Elizabeth sat in the easy chair reading. Unobserved, he studied her. Her hair was up, pinned in a loose knot, some tendrils escaping and caressing her face. Tortoise-rimmed glasses perched on the edge of her nose, a slight frown betraying her concentration.
She looked adorable and Quentin was unprepared for the tenderness he felt. He stuffed his hands in his pockets. “Don’t you know that frowning causes lines?”
She glanced up. “You startled me!”
"Sorry.” He made his way into the room. “I just came to find the report I’m missing.”
Remembering the glasses, Liz quickly took them off. She hardly ever got caught wearing them. It helped that she was only slightly farsighted.
“Don’t take them off on my account,” Quentin said in an amused voice.
She reached for her eyeglass case, embarrassed he’d read her actions. “I guess you’ve discovered my dark secret. Are you going to tell your brothers that Liz Donovan is the mousy librarian sort that you took her for all along?”
He glanced back at her and stopped rifling through the papers on his desk. “It’s a good thing you took them off--”
She knew how she looked, but did he have to spell it out for her?
“--because I think women in glasses are very sexy.”
Her eyes shot to his face.
“I see I’ve surprised you. Again.”
She thought about what her reaction had been to seeing his bedroom for the first time and felt heat rise on her face.
He removed a stapled-together set of papers from a pile. “Finally.”
“I’m glad you found the report.”
He walked over and sat himself in an armchair nearby. “Aren’t you going to ask me why?”
She pretended to pick a piece of lint off her khaki shorts. “Why what?”
“Why I think women in glasses are sexy.”
“I’m sure you have your reasons,” she said politely.
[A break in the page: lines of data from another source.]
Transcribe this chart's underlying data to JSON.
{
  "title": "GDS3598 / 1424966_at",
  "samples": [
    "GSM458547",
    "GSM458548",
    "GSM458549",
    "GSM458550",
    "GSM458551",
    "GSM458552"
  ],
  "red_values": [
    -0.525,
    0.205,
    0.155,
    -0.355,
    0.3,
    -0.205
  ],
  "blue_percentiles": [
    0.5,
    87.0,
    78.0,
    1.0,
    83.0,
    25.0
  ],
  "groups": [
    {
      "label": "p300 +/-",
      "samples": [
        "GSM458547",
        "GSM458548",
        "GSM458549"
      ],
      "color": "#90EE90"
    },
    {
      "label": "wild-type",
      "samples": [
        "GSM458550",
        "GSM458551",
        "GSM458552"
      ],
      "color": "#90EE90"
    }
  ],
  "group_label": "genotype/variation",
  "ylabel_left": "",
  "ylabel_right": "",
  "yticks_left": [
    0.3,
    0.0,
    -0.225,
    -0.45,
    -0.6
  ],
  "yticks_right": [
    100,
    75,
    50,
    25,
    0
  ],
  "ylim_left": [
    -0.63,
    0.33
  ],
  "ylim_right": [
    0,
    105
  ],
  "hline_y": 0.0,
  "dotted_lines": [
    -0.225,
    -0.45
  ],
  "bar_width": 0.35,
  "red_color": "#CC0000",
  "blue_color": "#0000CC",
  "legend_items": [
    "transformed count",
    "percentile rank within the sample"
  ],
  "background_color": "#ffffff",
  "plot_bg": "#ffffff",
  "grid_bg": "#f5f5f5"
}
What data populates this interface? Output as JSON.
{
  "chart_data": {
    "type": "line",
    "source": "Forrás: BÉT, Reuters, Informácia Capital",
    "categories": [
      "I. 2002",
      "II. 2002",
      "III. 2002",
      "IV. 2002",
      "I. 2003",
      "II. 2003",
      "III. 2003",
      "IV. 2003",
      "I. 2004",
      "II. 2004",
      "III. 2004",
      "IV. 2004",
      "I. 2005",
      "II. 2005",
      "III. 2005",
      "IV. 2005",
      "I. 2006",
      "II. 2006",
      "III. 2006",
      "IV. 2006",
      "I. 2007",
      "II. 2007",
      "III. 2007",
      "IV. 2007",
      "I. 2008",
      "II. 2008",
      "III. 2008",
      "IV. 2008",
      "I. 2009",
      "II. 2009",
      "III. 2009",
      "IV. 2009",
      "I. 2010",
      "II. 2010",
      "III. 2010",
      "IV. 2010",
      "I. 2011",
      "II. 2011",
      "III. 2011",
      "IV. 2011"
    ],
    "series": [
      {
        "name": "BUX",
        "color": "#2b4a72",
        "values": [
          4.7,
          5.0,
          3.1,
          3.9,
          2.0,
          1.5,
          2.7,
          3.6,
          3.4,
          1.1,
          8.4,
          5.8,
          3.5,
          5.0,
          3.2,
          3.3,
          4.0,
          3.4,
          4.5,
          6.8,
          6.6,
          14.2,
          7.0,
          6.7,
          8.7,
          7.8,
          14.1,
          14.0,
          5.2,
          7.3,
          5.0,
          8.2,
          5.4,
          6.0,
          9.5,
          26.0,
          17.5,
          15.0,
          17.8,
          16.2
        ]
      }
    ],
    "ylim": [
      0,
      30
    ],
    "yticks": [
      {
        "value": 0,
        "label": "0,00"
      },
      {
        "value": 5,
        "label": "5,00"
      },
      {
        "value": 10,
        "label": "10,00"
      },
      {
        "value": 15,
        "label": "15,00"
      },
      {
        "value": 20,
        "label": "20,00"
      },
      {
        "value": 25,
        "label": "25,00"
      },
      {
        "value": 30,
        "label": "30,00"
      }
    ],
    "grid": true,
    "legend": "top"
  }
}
She waved a hand. “After all, ah, men seem to discover their ‘type’ early on.”
He leaned forward and braced his arms on his haunches. “I’ve given this some thought.” He turned his head toward her and Liz raised her brows inquiringly. “It’s the intelligence that glasses signal.”
“Hmm.”
“Also, they kind of make a man itch to peel away the layers. What’s she hiding? Can she be wild and uninhibited as well as prim and proper? That’s the mystery.”
She folded her arms. “I see.”
“The library was one of my favorite hangouts.” He grinned. “All those sexy librarian types hitting the books.”
“Sort of like the fox in the hen house, hmm?”
He sat back and laughed. “Sort of,” he said, still grinning.
“What about those women you’re always pictured with in the papers? Bambi or whatever?”
“Bambi?” he spluttered, laughing again.
She nodded seriously.
“All right.” He held up his hands in mock defeat. “I’ll admit I haven’t been picky when it comes to my Friday night dates.” He shrugged. “I’ve taken out whoever is around and willing to go to these boring social functions I always seem obligated to attend.”
“And ‘whoever is around’ is the sleek high-society type.”
He sighed. “Whether the woman is my type or not is often beside the point.” He nodded to the papers she’d set aside. “Work?”
She felt herself smile. “Yes. We bespectacled librarian types spend a lot of Saturday nights alone working.”
The corner of his mouth curled up. “So do we dashing playboy types,” he admitted. “I’m camped out with my files in front of the TV in the other room.”